Earlier this year, Remondi wrote a letter to Duncan and federal lawmakers explaining that, despite the mounting criticism of the company, the unit that deals with troubled federal borrowers receives three times as many thank-you notes from borrowers in default than verbal complaints. His figures wildly contrasted with other publicly available information that suggest Sallie Mae is among the worst student loan specialists when it comes to the borrower experience.

Skyrocketing student debt burdens -- which now total $1.2 trillion, up 47 percent over the past four years, according to the Federal Reserve -- are holding back the U.S. economy and “threatening the futures of so many young Americans,” Warren said. She said she reckons that the government and the public “should be able to look more closely at the role that servicers and lenders play in keeping students on the path to successful repayment.”

Warren told Remondi she wants Sallie Mae to publicly disclose how many of its borrowers with federal student loans are in income-linked repayment plans and the number of borrowers who have been been placed into forbearance or deferment schemes multiple times. She also wants telephone scripts and guidance given to customer service representatives when they chat with delinquent borrowers and when they counsel borrowers on the benefits and drawbacks of various repayment options.

Warren also demanded to know how many borrowers who have defaulted on federal loans originally serviced by Sallie Mae were now being handled by the company’s default-focused business, Pioneer Credit Recovery, which also has a federal contract. Warren told Remondi the company should disclose the amount of commissions it has received on those loans.
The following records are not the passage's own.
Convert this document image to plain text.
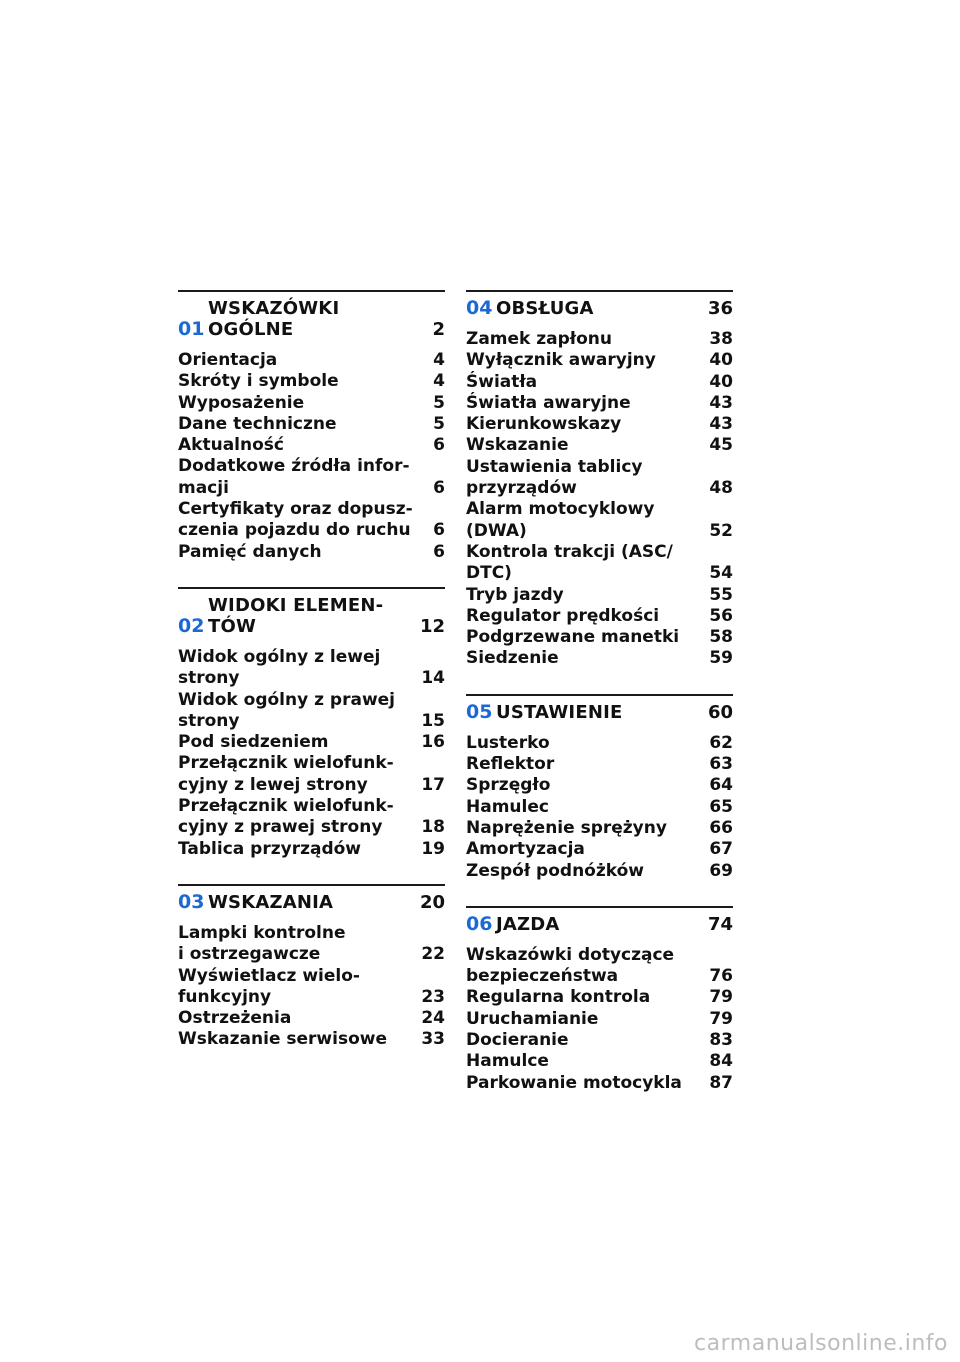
01
WSKAZÓWKI
OGÓLNE	2
Orientacja	4
Skróty i symbole	4
Wyposażenie	5
Dane techniczne	5
Aktualność	6
Dodatkowe źródła infor-
macji	6
Certyfikaty oraz dopusz-
czenia pojazdu do ruchu	6
Pamięć danych	6
02
WIDOKI ELEMEN-
TÓW	12
Widok ogólny z lewej
strony	14
Widok ogólny z prawej
strony	15
Pod siedzeniem	16
Przełącznik wielofunk-
cyjny z lewej strony	17
Przełącznik wielofunk-
cyjny z prawej strony	18
Tablica przyrządów	19
03 WSKAZANIA	20
Lampki kontrolne
i ostrzegawcze	22
Wyświetlacz wielo-
funkcyjny	23
Ostrzeżenia	24
Wskazanie serwisowe	33
04 OBSŁUGA	36
Zamek zapłonu	38
Wyłącznik awaryjny	40
Światła	40
Światła awaryjne	43
Kierunkowskazy	43
Wskazanie	45
Ustawienia tablicy
przyrządów	48
Alarm motocyklowy
(DWA)	52
Kontrola trakcji (ASC/
DTC)	54
Tryb jazdy	55
Regulator prędkości	56
Podgrzewane manetki	58
Siedzenie	59
05 USTAWIENIE	60
Lusterko	62
Reflektor	63
Sprzęgło	64
Hamulec	65
Naprężenie sprężyny	66
Amortyzacja	67
Zespół podnóżków	69
06 JAZDA	74
Wskazówki dotyczące
bezpieczeństwa	76
Regularna kontrola	79
Uruchamianie	79
Docieranie	83
Hamulce	84
Parkowanie motocykla	87
carmanualsonline.info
“If Sallie Mae has confidence that its efforts at helping students avoid default are truly in the long-term interest of its distressed borrowers, it should be more transparent about the details of those efforts,” Warren wrote.

Patricia Christel, a Sallie Mae spokeswoman, said, “We are reviewing the request, and the facts confirm we service loans the right way: our customers default 30 percent less than the national average and are significantly less likely to postpone paying their loans by using forbearance.”
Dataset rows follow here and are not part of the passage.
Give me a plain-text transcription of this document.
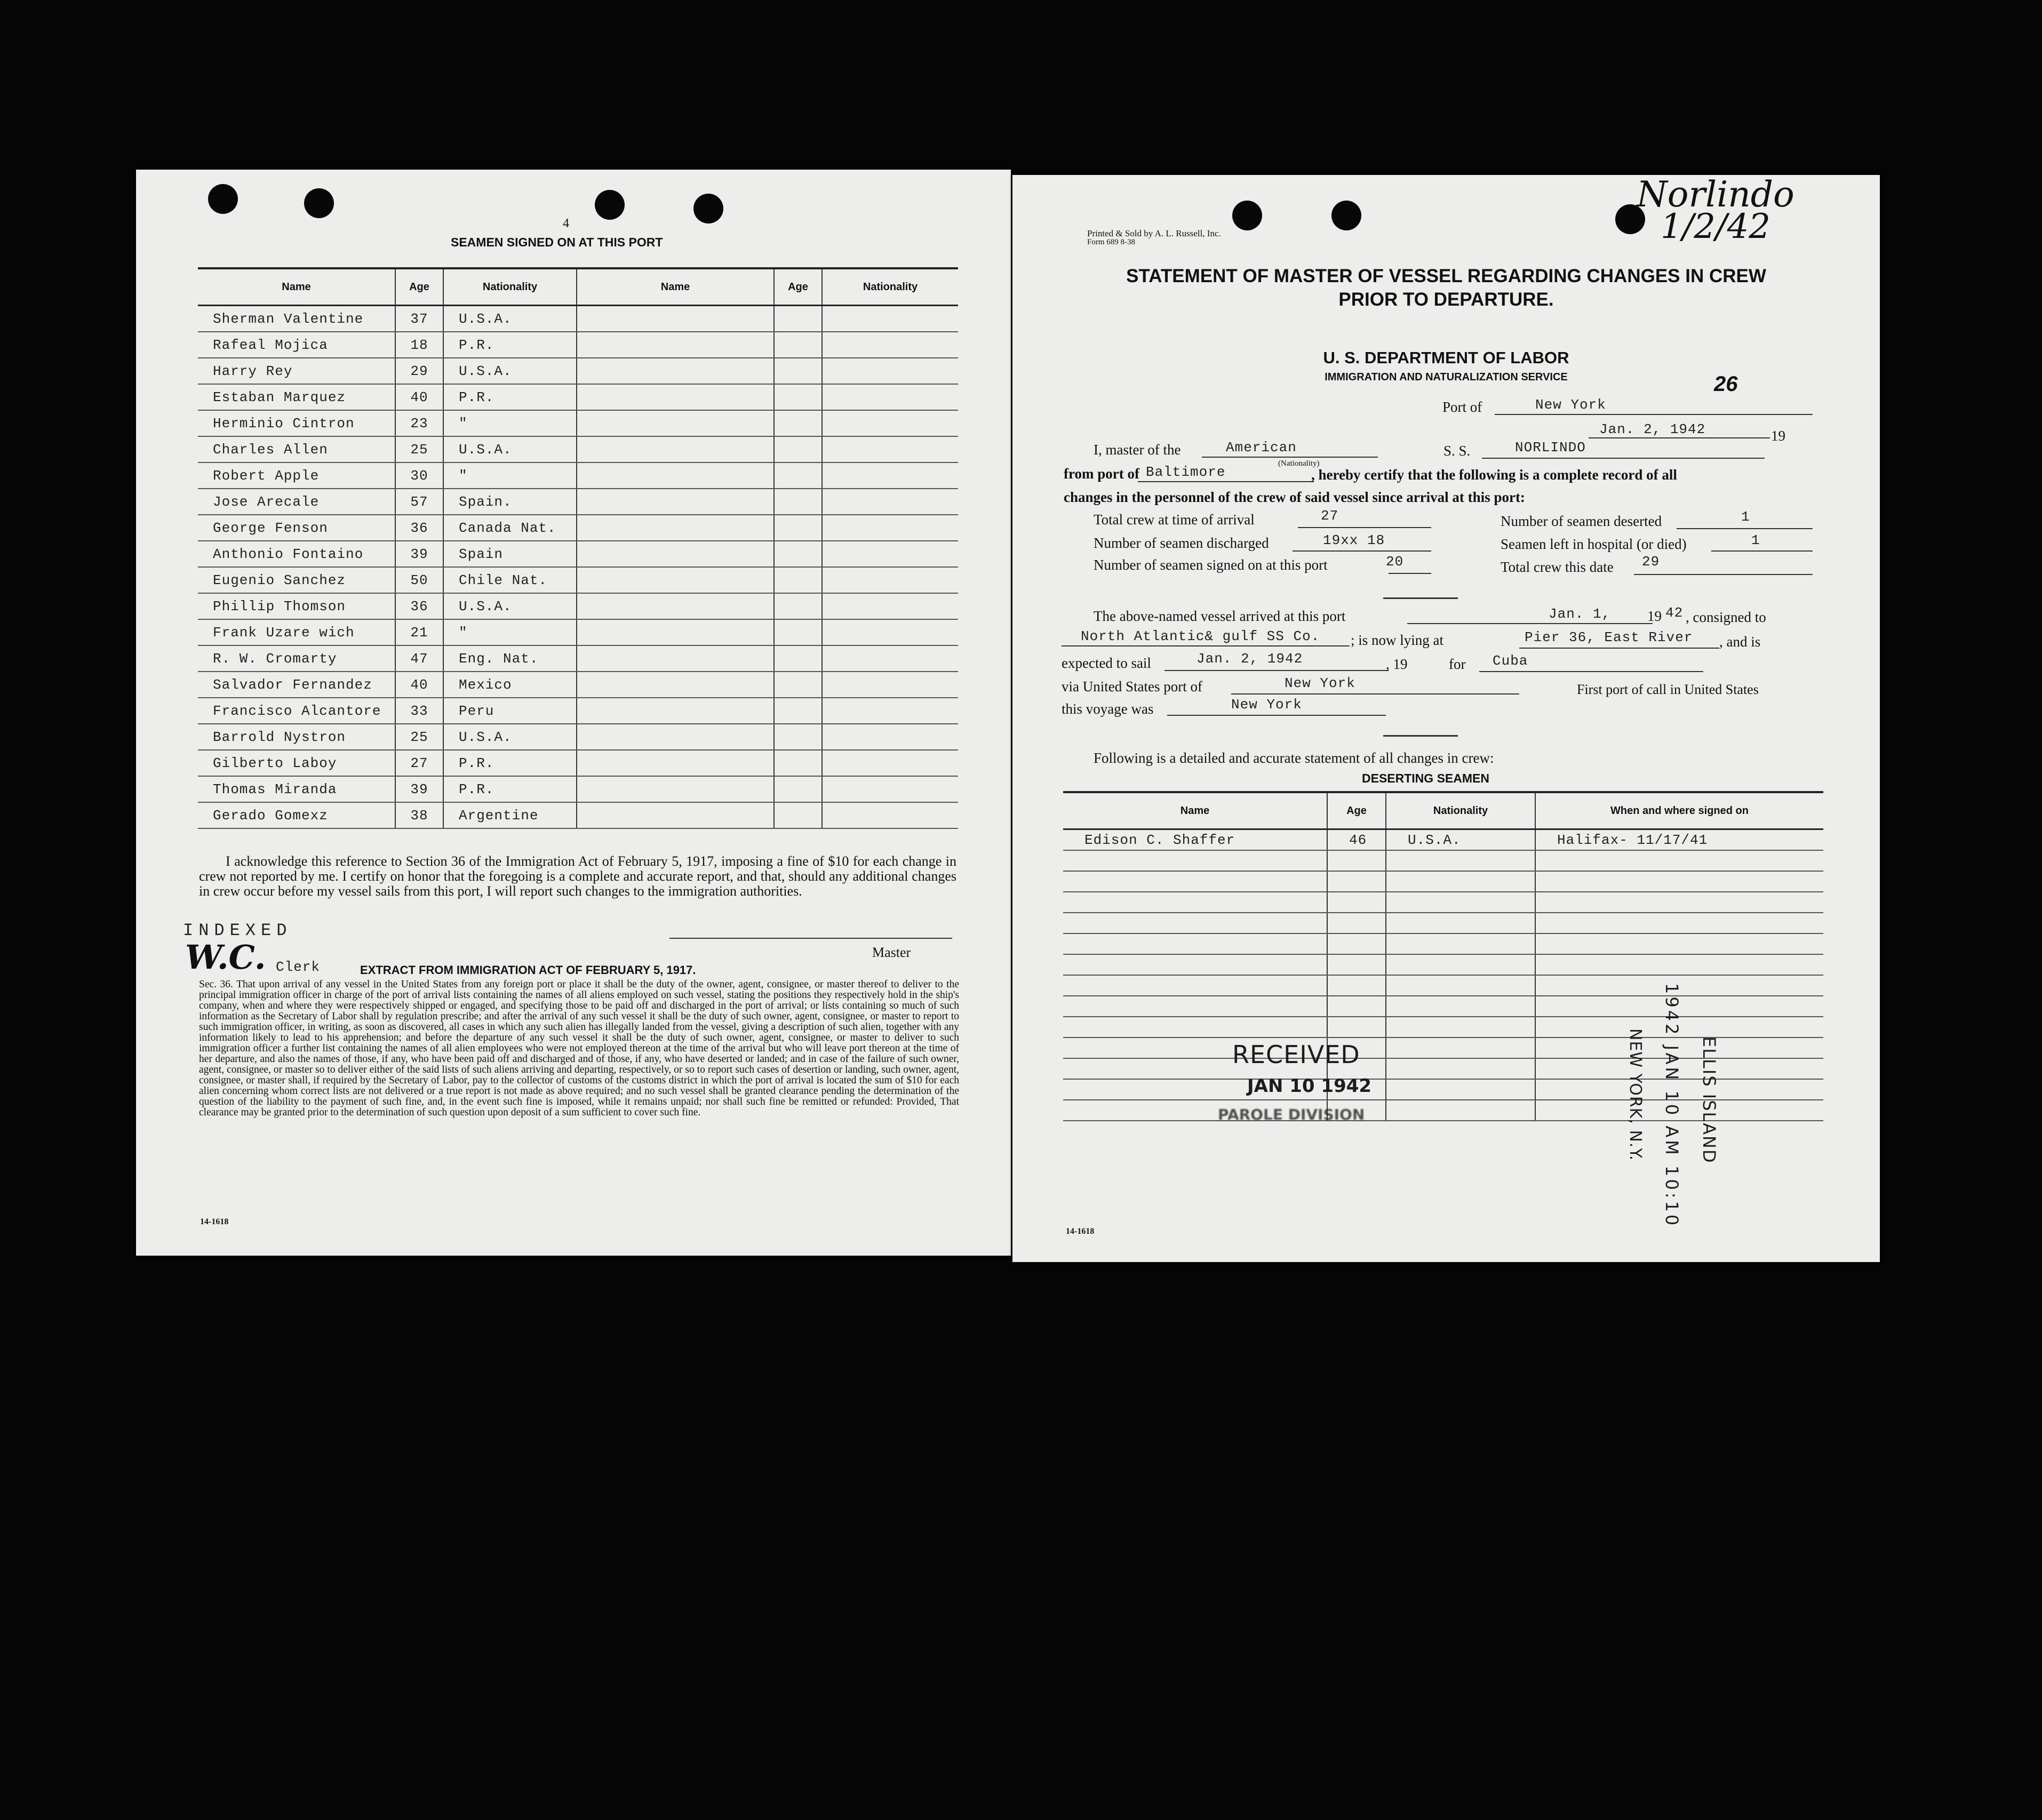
4
SEAMEN SIGNED ON AT THIS PORT
Name	Age	Nationality	Name	Age	Nationality
Sherman Valentine	37	U.S.A.			
Rafeal Mojica	18	P.R.			
Harry Rey	29	U.S.A.			
Estaban Marquez	40	P.R.			
Herminio Cintron	23	"			
Charles Allen	25	U.S.A.			
Robert Apple	30	"			
Jose Arecale	57	Spain.			
George Fenson	36	Canada Nat.			
Anthonio Fontaino	39	Spain			
Eugenio Sanchez	50	Chile Nat.			
Phillip Thomson	36	U.S.A.			
Frank Uzare wich	21	"			
R. W. Cromarty	47	Eng. Nat.			
Salvador Fernandez	40	Mexico			
Francisco Alcantore	33	Peru			
Barrold Nystron	25	U.S.A.			
Gilberto Laboy	27	P.R.			
Thomas Miranda	39	P.R.			
Gerado Gomexz	38	Argentine			
I acknowledge this reference to Section 36 of the Immigration Act of February 5, 1917, imposing a fine of $10 for each change in crew not reported by me. I certify on honor that the foregoing is a complete and accurate report, and that, should any additional changes in crew occur before my vessel sails from this port, I will report such changes to the immigration authorities.
INDEXED
W.C. Clerk
Master
EXTRACT FROM IMMIGRATION ACT OF FEBRUARY 5, 1917.
Sec. 36. That upon arrival of any vessel in the United States from any foreign port or place it shall be the duty of the owner, agent, consignee, or master thereof to deliver to the principal immigration officer in charge of the port of arrival lists containing the names of all aliens employed on such vessel, stating the positions they respectively hold in the ship's company, when and where they were respectively shipped or engaged, and specifying those to be paid off and discharged in the port of arrival; or lists containing so much of such information as the Secretary of Labor shall by regulation prescribe; and after the arrival of any such vessel it shall be the duty of such owner, agent, consignee, or master to report to such immigration officer, in writing, as soon as discovered, all cases in which any such alien has illegally landed from the vessel, giving a description of such alien, together with any information likely to lead to his apprehension; and before the departure of any such vessel it shall be the duty of such owner, agent, consignee, or master to deliver to such immigration officer a further list containing the names of all alien employees who were not employed thereon at the time of the arrival but who will leave port thereon at the time of her departure, and also the names of those, if any, who have been paid off and discharged and of those, if any, who have deserted or landed; and in case of the failure of such owner, agent, consignee, or master so to deliver either of the said lists of such aliens arriving and departing, respectively, or so to report such cases of desertion or landing, such owner, agent, consignee, or master shall, if required by the Secretary of Labor, pay to the collector of customs of the customs district in which the port of arrival is located the sum of $10 for each alien concerning whom correct lists are not delivered or a true report is not made as above required; and no such vessel shall be granted clearance pending the determination of the question of the liability to the payment of such fine, and, in the event such fine is imposed, while it remains unpaid; nor shall such fine be remitted or refunded: Provided, That clearance may be granted prior to the determination of such question upon deposit of a sum sufficient to cover such fine.
14-1618
Printed & Sold by A. L. Russell, Inc.
Form 689 8-38
Norlindo
1/2/42
STATEMENT OF MASTER OF VESSEL REGARDING CHANGES IN CREW
PRIOR TO DEPARTURE.
U. S. DEPARTMENT OF LABOR
IMMIGRATION AND NATURALIZATION SERVICE	26
Port of	New York
Jan. 2, 1942	19
I, master of the	American
(Nationality)
S. S.	NORLINDO
from port of Baltimore	, hereby certify that the following is a complete record of all
changes in the personnel of the crew of said vessel since arrival at this port:
Total crew at time of arrival	27	Number of seamen deserted	1
Number of seamen discharged	19xx 18	Seamen left in hospital (or died)	1
Number of seamen signed on at this port	20	Total crew this date 29
The above-named vessel arrived at this port	Jan. 1,	19 42 , consigned to
North Atlantic& gulf SS Co. ; is now lying at	Pier 36, East River , and is
expected to sail	Jan. 2, 1942	, 19	for Cuba
via United States port of	New York	First port of call in United States
this voyage was	New York
Following is a detailed and accurate statement of all changes in crew:
DESERTING SEAMEN
Name	Age	Nationality	When and where signed on
Edison C. Shaffer	46	U.S.A.	Halifax- 11/17/41

RECEIVED
JAN 10 1942
PAROLE DIVISION	ELLIS ISLAND
1942 JAN 10 AM 10:10
NEW YORK, N.Y.
14-1618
Warren may face a tough time getting answers. Sallie Mae and its competitors have resisted disclosing information on their federal student loan portfolios by claiming that the Education Department doesn’t allow it.

The Education Department has faced criticism for its lack of transparency on the $1.1 trillion federal student loan program. The department discloses little data, shares scant amounts with other federal agencies, and buries key information on obscure Education Department websites. Recently, the Education Department stopped disclosing performance information on its student loan servicers, including Sallie Mae.

Tuesday probably should have been a happy day for Sallie Mae. The company, which is planning to split itself into two separate firms -- one focusing solely on its private student loan business -- announced that the firm focusing on federal borrowers will be called Navient. Remondi went on CNBC to tout the change.

When asked what Sallie Mae is doing to help borrowers repay their debts, amid worries that growing student debt bills imperil the economy, Remondi responded by pointing to an initiative that he ranks as among the “most important” the company offers: “Encouraging students and families to pay the interest on their loans while in school.”

Remondi said that by doing so, the typical borrower could save thousands of dollars over the life of the loan.

Sallie Mae’s shares fell 1.5 percent on Tuesday. Investors lately have hammered the company, selling on fears of increasing government scrutiny.